Hindari isi daya telepon pintar Android hingga 100%

seandainya ingin memperpanjang masa gunakan baterai serta menghentikan degradasi lebih lanjut, Anda mungkin wajib mengurangi kebiasaan mengisi daya telepon pintar hingga penuh.

Survei mengatakan masa gunakan baterai yakni hal utama yang dipertimbangkan pengguna Android sebelum membeli smartphone. Masa gunakan baterai yang bagus, bisa meningkatkan fungsionalitas smartphone itu sendiri serta memberikan pengalaman yang lebih bagus pula kepada pengguna.

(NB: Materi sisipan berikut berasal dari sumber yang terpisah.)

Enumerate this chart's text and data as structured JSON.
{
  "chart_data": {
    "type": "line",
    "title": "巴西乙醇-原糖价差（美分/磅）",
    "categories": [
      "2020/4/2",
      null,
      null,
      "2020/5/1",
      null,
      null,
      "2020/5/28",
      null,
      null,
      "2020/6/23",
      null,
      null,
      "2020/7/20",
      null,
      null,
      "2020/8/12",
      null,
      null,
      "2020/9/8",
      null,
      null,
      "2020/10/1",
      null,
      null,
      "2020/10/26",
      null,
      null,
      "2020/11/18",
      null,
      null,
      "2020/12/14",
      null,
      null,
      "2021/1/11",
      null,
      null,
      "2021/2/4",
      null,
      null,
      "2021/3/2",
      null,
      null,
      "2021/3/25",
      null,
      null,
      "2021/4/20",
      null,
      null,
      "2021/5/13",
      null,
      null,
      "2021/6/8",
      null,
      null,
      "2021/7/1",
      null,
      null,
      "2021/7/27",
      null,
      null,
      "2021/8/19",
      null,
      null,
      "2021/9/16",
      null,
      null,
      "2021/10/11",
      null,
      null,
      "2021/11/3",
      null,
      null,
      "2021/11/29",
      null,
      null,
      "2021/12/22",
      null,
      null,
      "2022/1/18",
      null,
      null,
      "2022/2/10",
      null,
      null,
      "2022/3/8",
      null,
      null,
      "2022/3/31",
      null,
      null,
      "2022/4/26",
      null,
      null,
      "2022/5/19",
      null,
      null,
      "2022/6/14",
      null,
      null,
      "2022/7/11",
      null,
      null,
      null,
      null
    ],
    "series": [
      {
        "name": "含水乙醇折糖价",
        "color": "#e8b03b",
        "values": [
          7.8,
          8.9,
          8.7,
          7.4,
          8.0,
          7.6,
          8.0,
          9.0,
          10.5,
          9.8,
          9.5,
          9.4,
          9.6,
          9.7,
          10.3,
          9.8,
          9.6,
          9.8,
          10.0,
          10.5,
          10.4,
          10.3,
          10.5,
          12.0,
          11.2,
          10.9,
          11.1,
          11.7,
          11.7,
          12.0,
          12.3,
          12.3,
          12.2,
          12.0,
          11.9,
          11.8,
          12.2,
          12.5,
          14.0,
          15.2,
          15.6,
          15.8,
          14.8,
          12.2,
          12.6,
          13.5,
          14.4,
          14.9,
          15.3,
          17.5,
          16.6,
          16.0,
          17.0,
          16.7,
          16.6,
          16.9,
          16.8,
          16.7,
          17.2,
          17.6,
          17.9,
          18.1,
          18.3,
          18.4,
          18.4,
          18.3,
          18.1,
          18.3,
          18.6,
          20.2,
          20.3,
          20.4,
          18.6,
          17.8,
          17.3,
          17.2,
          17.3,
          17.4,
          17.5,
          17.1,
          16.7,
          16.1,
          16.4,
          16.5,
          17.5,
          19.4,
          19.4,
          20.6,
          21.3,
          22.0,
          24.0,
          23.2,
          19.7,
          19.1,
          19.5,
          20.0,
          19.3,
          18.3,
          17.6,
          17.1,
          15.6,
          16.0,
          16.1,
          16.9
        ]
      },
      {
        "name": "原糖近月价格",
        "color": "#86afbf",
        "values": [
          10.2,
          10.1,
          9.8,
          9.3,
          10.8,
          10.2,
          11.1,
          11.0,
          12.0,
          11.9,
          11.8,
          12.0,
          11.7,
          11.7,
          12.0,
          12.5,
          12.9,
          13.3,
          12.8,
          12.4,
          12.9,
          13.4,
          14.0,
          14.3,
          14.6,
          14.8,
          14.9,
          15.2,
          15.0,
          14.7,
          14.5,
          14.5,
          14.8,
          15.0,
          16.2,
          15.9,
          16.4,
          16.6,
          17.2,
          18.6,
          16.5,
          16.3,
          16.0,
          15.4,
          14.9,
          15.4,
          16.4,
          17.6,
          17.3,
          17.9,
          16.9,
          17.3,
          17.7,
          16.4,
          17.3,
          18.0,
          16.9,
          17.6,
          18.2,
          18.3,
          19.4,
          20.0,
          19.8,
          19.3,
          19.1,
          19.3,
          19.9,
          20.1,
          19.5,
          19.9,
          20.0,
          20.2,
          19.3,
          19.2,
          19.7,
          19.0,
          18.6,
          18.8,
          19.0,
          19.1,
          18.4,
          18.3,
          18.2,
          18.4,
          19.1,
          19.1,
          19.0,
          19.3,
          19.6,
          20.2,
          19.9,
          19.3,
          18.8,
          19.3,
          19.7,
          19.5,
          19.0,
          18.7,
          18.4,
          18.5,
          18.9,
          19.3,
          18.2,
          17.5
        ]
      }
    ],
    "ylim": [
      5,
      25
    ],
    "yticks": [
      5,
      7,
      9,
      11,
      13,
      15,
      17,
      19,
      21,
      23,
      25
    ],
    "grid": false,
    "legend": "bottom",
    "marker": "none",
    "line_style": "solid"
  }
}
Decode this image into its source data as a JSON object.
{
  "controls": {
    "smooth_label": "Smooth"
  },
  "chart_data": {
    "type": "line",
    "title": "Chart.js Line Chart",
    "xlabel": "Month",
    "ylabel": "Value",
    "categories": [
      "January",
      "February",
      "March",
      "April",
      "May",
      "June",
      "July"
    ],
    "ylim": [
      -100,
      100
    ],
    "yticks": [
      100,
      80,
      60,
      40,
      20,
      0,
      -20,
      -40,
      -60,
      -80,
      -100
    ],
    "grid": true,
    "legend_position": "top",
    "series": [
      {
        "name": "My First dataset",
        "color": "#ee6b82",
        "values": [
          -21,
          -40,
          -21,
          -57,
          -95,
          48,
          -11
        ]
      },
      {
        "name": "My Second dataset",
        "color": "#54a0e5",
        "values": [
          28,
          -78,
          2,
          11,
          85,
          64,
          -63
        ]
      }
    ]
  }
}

berdasarkan survei USA At this time, pengguna Android memilih masa gunakan baterai sebagai faktor paling lazim yang membikin mereka tertarik buat membeli smartphone baru. Terlepas dari spesifikasi kapasitas baterai smartphone itu sendiri, Anda pula wajib tahu bahwa siklus pengisian daya pula bisa memengaruhi masa gunakan baterai telepon pintar.

Dikutip dari SlashGear (18/7), masa gunakan baterai smartphone bergantung pada siklus pengisian daya atau berapa kali baterai mengisi daya dari 0 hingga 100%. Semakin banyak siklus pengisian penuh yang dialami telepon pintar, semakin dengan segera baterai kelak terdegredasi.

Baterai smartphone gak bertahan selamanya

beberapa besar baterai lithium-ion mempunyai antara 400-500 siklus pengisian sebelum pengguna perlu menggantinya dengan telepon pintar baru. Artinya, seandainya ingin memperpanjang masa gunakan baterai serta menghentikan degradasi lebih lanjut, Anda mungkin wajib mengurangi kebiasaan mengisi daya telepon pintar hingga penuh atau 100%.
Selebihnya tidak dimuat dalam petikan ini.